La jeune avocate ne cache pas son souhait, un jour, d'influer sur les orientations du législateur pour contribuer à mettre de l’huile dans les rouages, du pratique dans le théorique 

Développement durable

À l’éco-anxiété ambiante et parfois partagée, Justine Bain-Thouverez oppose une énergie débordante au service d’une transition qu’elle voit se déployer sous ses yeux : "Il y a encore peu, toutes les obligations réglementaires étaient ressenties comme des contraintes. Le cadre juridique français et européen, bien qu’exigeant, trace aujourd’hui une ligne plus claire qui pousse les entreprises dans des démarches plus écosystémiques et vertueuses. C’est la fin des faux-semblants, des 'one-shot' et c’est tant mieux, tant les opportunités en face sont chaque jour plus attractives. Pour mes clients, mais aussi pour l’avocate que je suis." Comment fait-on, quel modèle d’affaires alternatif construire, quelle architecture financière et énergétique pour le soutenir… Voilà ce qui fait le sel de la mission que s’est donné Justine Bain-Thouverez. Pour cela, elle n’hésite pas à mobiliser les compétences au-delà de son cabinet. Pour preuve : le projet CirculEnergie, porté en partenariat avec des sociétés de conseil et des bureaux d’étude, qui a pour ambition de transformer les parcs d’activités existants en zones neutres en carbone et en énergie, avec le soutien financier de l’Union européenne. Une démarche proactive, à l’image de la jeune avocate qui ne cache pas son souhait, un jour, d'influer d’une manière ou d’une autre sur les orientations du législateur pour contribuer à mettre de l’huile dans les rouages, du pratique dans le théorique, afin d’accélérer le mouvement.  

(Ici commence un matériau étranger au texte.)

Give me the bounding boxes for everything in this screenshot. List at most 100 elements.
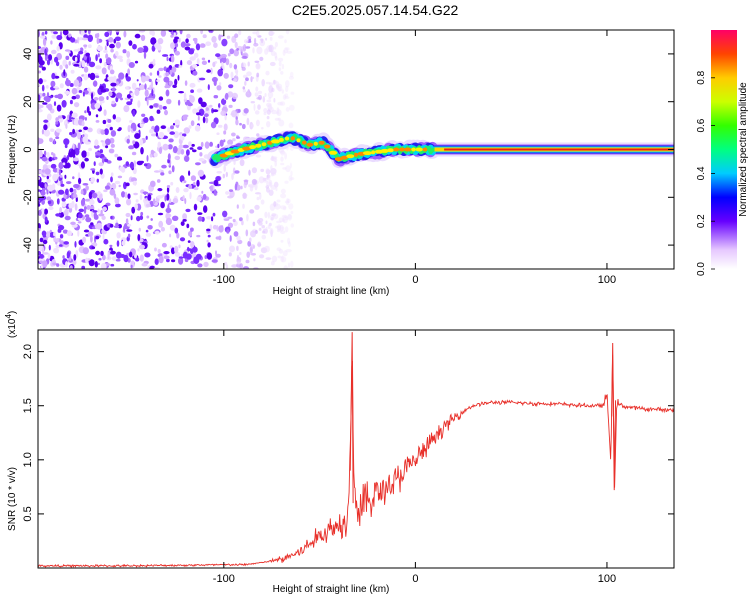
noise-speck [225, 171, 228, 178]
noise-speck [172, 146, 178, 154]
noise-speck [163, 76, 170, 83]
noise-speck [279, 224, 284, 232]
noise-speck [216, 132, 220, 135]
noise-speck [192, 63, 198, 68]
noise-speck [209, 224, 213, 231]
colorbar-gradient [711, 30, 737, 269]
colorbar-tick-label: 0.2 [696, 214, 707, 228]
noise-speck [228, 245, 236, 253]
noise-speck [82, 134, 85, 138]
noise-speck [132, 140, 136, 145]
noise-speck [96, 37, 100, 44]
noise-speck [227, 216, 233, 219]
noise-speck [137, 234, 141, 241]
noise-speck [223, 218, 230, 221]
noise-speck [166, 98, 172, 105]
noise-speck [38, 65, 44, 68]
y-axis-label: Frequency (Hz) [7, 115, 18, 184]
noise-speck [96, 178, 100, 183]
noise-speck [246, 214, 249, 222]
noise-speck [99, 149, 104, 154]
noise-speck [101, 215, 106, 220]
noise-speck [231, 92, 238, 100]
noise-speck [134, 88, 140, 97]
noise-speck [53, 86, 59, 89]
noise-speck [60, 180, 63, 185]
noise-speck [258, 176, 265, 184]
noise-speck [149, 72, 153, 76]
noise-speck [219, 139, 224, 147]
noise-speck [277, 86, 283, 92]
noise-speck [256, 62, 260, 69]
noise-speck [167, 127, 171, 133]
noise-speck [100, 88, 107, 93]
noise-speck [143, 117, 149, 123]
noise-speck [64, 90, 71, 95]
noise-speck [186, 149, 190, 156]
noise-speck [221, 38, 228, 47]
noise-speck [94, 102, 101, 109]
noise-speck [197, 212, 203, 216]
noise-speck [90, 177, 96, 183]
noise-speck [161, 242, 167, 248]
noise-speck [109, 244, 113, 248]
noise-speck [178, 37, 181, 43]
noise-speck [115, 92, 123, 99]
noise-speck [169, 131, 175, 135]
noise-speck [228, 252, 232, 257]
noise-speck [205, 107, 209, 111]
noise-speck [50, 80, 56, 88]
x-tick-label: 0 [412, 274, 418, 286]
noise-speck [245, 229, 249, 237]
noise-speck [264, 48, 269, 55]
noise-speck [65, 188, 69, 196]
noise-speck [103, 50, 108, 53]
ridge-peak [380, 148, 389, 153]
noise-speck [114, 36, 121, 42]
noise-speck [283, 47, 289, 54]
noise-speck [150, 218, 153, 221]
noise-speck [190, 120, 195, 127]
ridge-peak [230, 149, 241, 154]
noise-speck [281, 214, 288, 218]
noise-speck [207, 84, 210, 91]
noise-speck [197, 263, 203, 268]
noise-speck [203, 261, 209, 268]
noise-speck [235, 116, 238, 121]
noise-speck [241, 62, 247, 68]
noise-speck [290, 91, 295, 95]
noise-speck [287, 237, 291, 245]
noise-speck [252, 221, 256, 227]
noise-speck [128, 145, 135, 150]
noise-speck [163, 251, 170, 255]
noise-speck [199, 152, 203, 157]
noise-speck [43, 124, 48, 131]
noise-speck [226, 35, 231, 39]
noise-speck [241, 55, 248, 59]
noise-speck [188, 141, 192, 147]
noise-speck [104, 185, 111, 190]
noise-speck [202, 116, 206, 124]
noise-speck [206, 252, 213, 260]
noise-speck [210, 121, 217, 129]
noise-speck [117, 175, 123, 179]
noise-speck [80, 161, 85, 169]
noise-speck [265, 257, 272, 260]
noise-speck [186, 223, 190, 229]
noise-speck [132, 167, 137, 175]
noise-speck [127, 233, 131, 238]
noise-speck [130, 264, 133, 269]
noise-speck [51, 72, 56, 80]
noise-speck [93, 144, 100, 149]
noise-speck [166, 258, 170, 263]
noise-speck [266, 99, 272, 103]
noise-speck [145, 135, 148, 140]
noise-speck [249, 209, 255, 214]
noise-speck [170, 34, 174, 38]
noise-speck [81, 150, 87, 158]
noise-speck [239, 252, 242, 255]
noise-speck [85, 185, 89, 191]
noise-speck [102, 119, 107, 125]
noise-speck [109, 189, 116, 196]
noise-speck [84, 117, 87, 121]
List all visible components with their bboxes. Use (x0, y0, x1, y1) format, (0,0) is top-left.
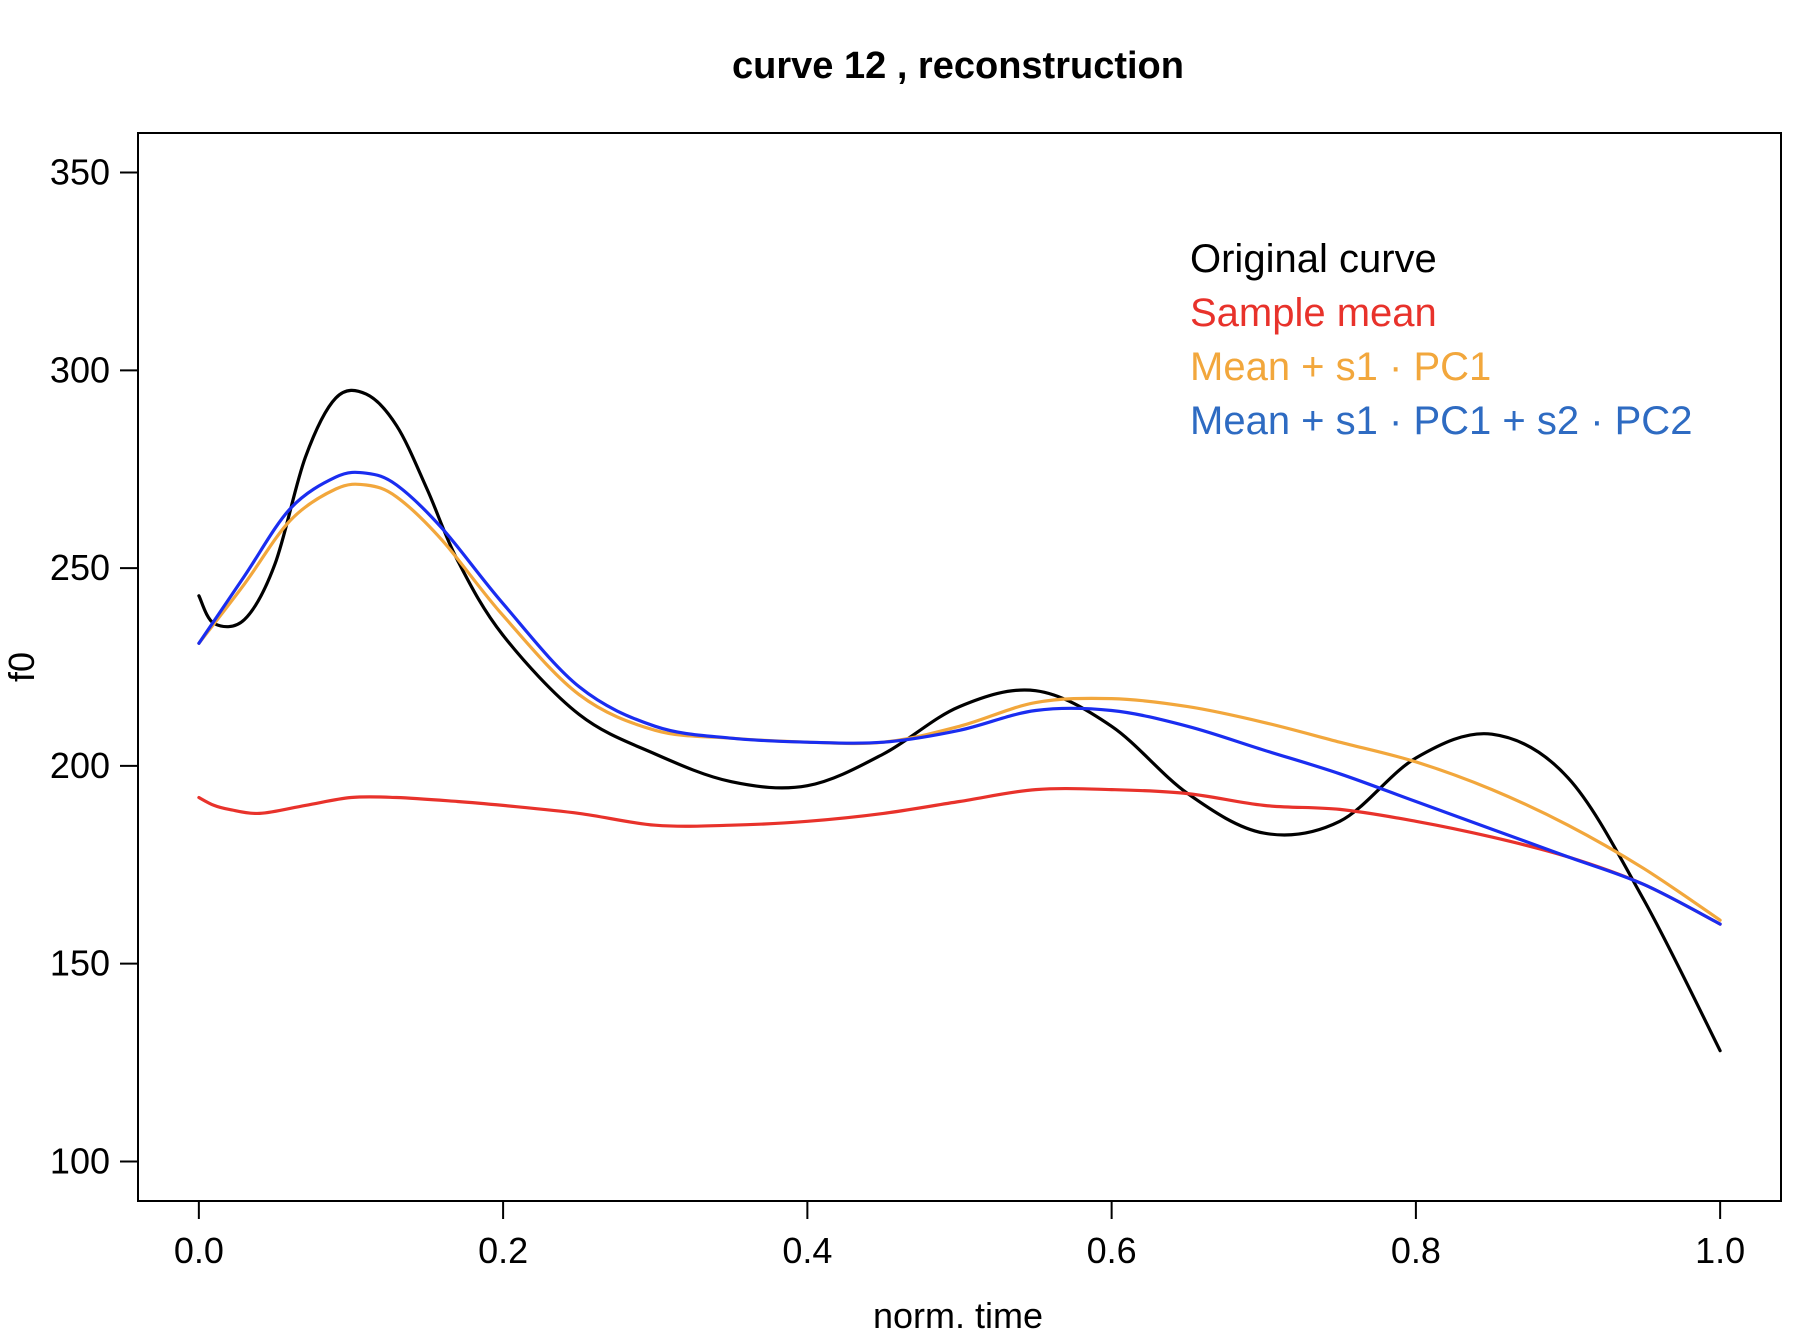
y-tick-label: 300 (50, 349, 110, 390)
legend-entry: Mean + s1 · PC1 (1190, 345, 1491, 389)
series-line-mean-s1-pc1-s2-pc2 (197, 470, 1722, 926)
x-tick-label: 0.6 (1087, 1230, 1137, 1271)
series-layer (197, 388, 1722, 1053)
legend-entry: Original curve (1190, 237, 1437, 281)
series-line-sample-mean (197, 786, 1722, 926)
y-tick-label: 100 (50, 1140, 110, 1181)
y-axis: 100 150 200 250 300 350 (50, 152, 138, 1181)
y-tick-label: 200 (50, 745, 110, 786)
x-axis-label: norm. time (873, 1295, 1043, 1330)
series-line-mean-s1-pc1 (197, 482, 1722, 922)
x-tick-label: 1.0 (1695, 1230, 1745, 1271)
y-axis-label: f0 (1, 652, 42, 682)
series-line-original-curve (197, 388, 1722, 1053)
y-tick-label: 350 (50, 152, 110, 193)
x-tick-label: 0.4 (782, 1230, 832, 1271)
legend-entry: Sample mean (1190, 291, 1437, 335)
x-tick-label: 0.8 (1391, 1230, 1441, 1271)
y-tick-label: 150 (50, 943, 110, 984)
legend-entry: Mean + s1 · PC1 + s2 · PC2 (1190, 399, 1692, 443)
legend: Original curve Sample mean Mean + s1 · PC1… (1190, 237, 1692, 443)
plot-frame (137, 132, 1782, 1202)
y-tick-label: 250 (50, 547, 110, 588)
x-tick-label: 0.0 (174, 1230, 224, 1271)
x-axis: 0.0 0.2 0.4 0.6 0.8 1.0 (174, 1201, 1745, 1271)
chart-title: curve 12 , reconstruction (732, 45, 1184, 87)
x-tick-label: 0.2 (478, 1230, 528, 1271)
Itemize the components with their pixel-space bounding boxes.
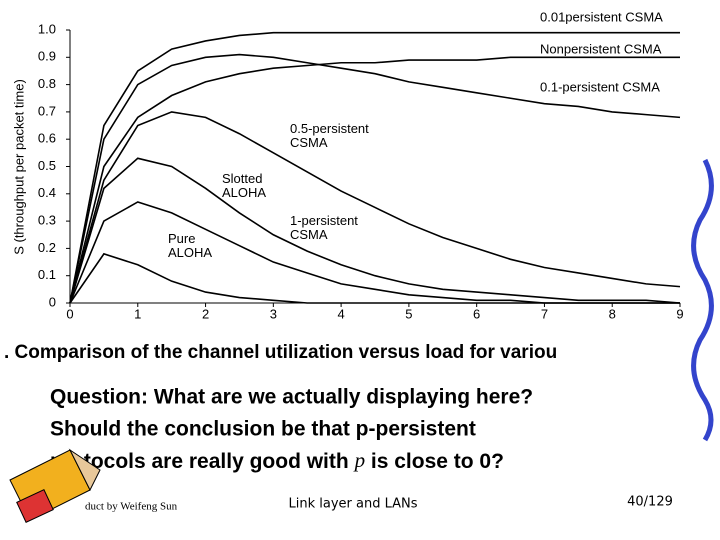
decoration <box>691 158 714 442</box>
y-axis-label: S (throughput per packet time) <box>11 79 26 255</box>
x-tick-label: 3 <box>270 306 277 321</box>
x-tick-label: 1 <box>134 306 141 321</box>
series-line <box>69 53 681 304</box>
y-tick-label: 0.8 <box>38 76 56 91</box>
series-line <box>69 111 681 304</box>
chart: S (throughput per packet time) 0 0.1 0.2 0.… <box>11 9 683 321</box>
question-text: protocols are really good with <box>50 450 355 473</box>
y-tick-label: 0.6 <box>38 131 56 146</box>
x-tick-label: 2 <box>202 306 209 321</box>
y-tick-label: 0.3 <box>38 213 56 228</box>
y-tick-label: 0.5 <box>38 158 56 173</box>
question-text: is close to 0? <box>365 450 504 473</box>
x-tick-label: 8 <box>609 306 616 321</box>
series-label: Nonpersistent CSMA <box>540 41 662 56</box>
y-tick-label: 0.4 <box>38 185 56 200</box>
x-tick-label: 4 <box>337 306 344 321</box>
question-line: protocols are really good with p is clos… <box>50 448 504 473</box>
question-var: p <box>353 448 366 472</box>
x-tick-label: 7 <box>541 306 548 321</box>
series-line <box>69 31 680 304</box>
question-line: Question: What are we actually displayin… <box>50 386 533 409</box>
y-tick-label: 0.2 <box>38 240 56 255</box>
series-line <box>69 252 680 304</box>
y-tick-label: 0.9 <box>38 49 56 64</box>
series-label: 0.01persistent CSMA <box>540 9 663 24</box>
pencil-icon <box>9 448 101 523</box>
x-tick-label: 9 <box>676 306 683 321</box>
footer-title: Link layer and LANs <box>288 497 417 512</box>
x-tick-label: 0 <box>66 306 73 321</box>
y-tick-label: 0.7 <box>38 103 56 118</box>
question-line: Should the conclusion be that p-persiste… <box>50 418 476 441</box>
y-tick-label: 1.0 <box>38 21 56 36</box>
series-label: Pure ALOHA <box>168 231 212 260</box>
y-tick-label: 0.1 <box>38 267 56 282</box>
series-label: 0.1-persistent CSMA <box>540 79 660 94</box>
y-tick-label: 0 <box>49 294 56 309</box>
x-tick-label: 5 <box>405 306 412 321</box>
footer-author: duct by Weifeng Sun <box>85 501 178 513</box>
series-label: 0.5-persistent CSMA <box>290 121 369 150</box>
footer-page: 40/129 <box>627 495 673 510</box>
series-line <box>69 201 680 304</box>
series-line <box>69 56 680 304</box>
series-label: 1-persistent CSMA <box>290 213 358 242</box>
series-label: Slotted ALOHA <box>222 171 266 200</box>
caption: . Comparison of the channel utilization … <box>4 342 557 363</box>
series-line <box>69 157 681 304</box>
x-tick-label: 6 <box>473 306 480 321</box>
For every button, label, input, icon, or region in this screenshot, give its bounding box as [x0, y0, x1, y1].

Quand on lui demande quel est actuellement son livre de chevet, elle répond, gênée : "Un livre sur le développement personnel et la science holistique, mais je ne peux pas dire ça..." Comme si cela enlevait quelque chose à son énergie ou à sa volonté. L’auteur de ce portrait choisit d’y voir plutôt la marque d’une ambition sans cesse renouvelée, d’un train qui ne compte pas s’arrêter, d’une femme perfectionniste, dont la carrière ne fait au fond que commencer.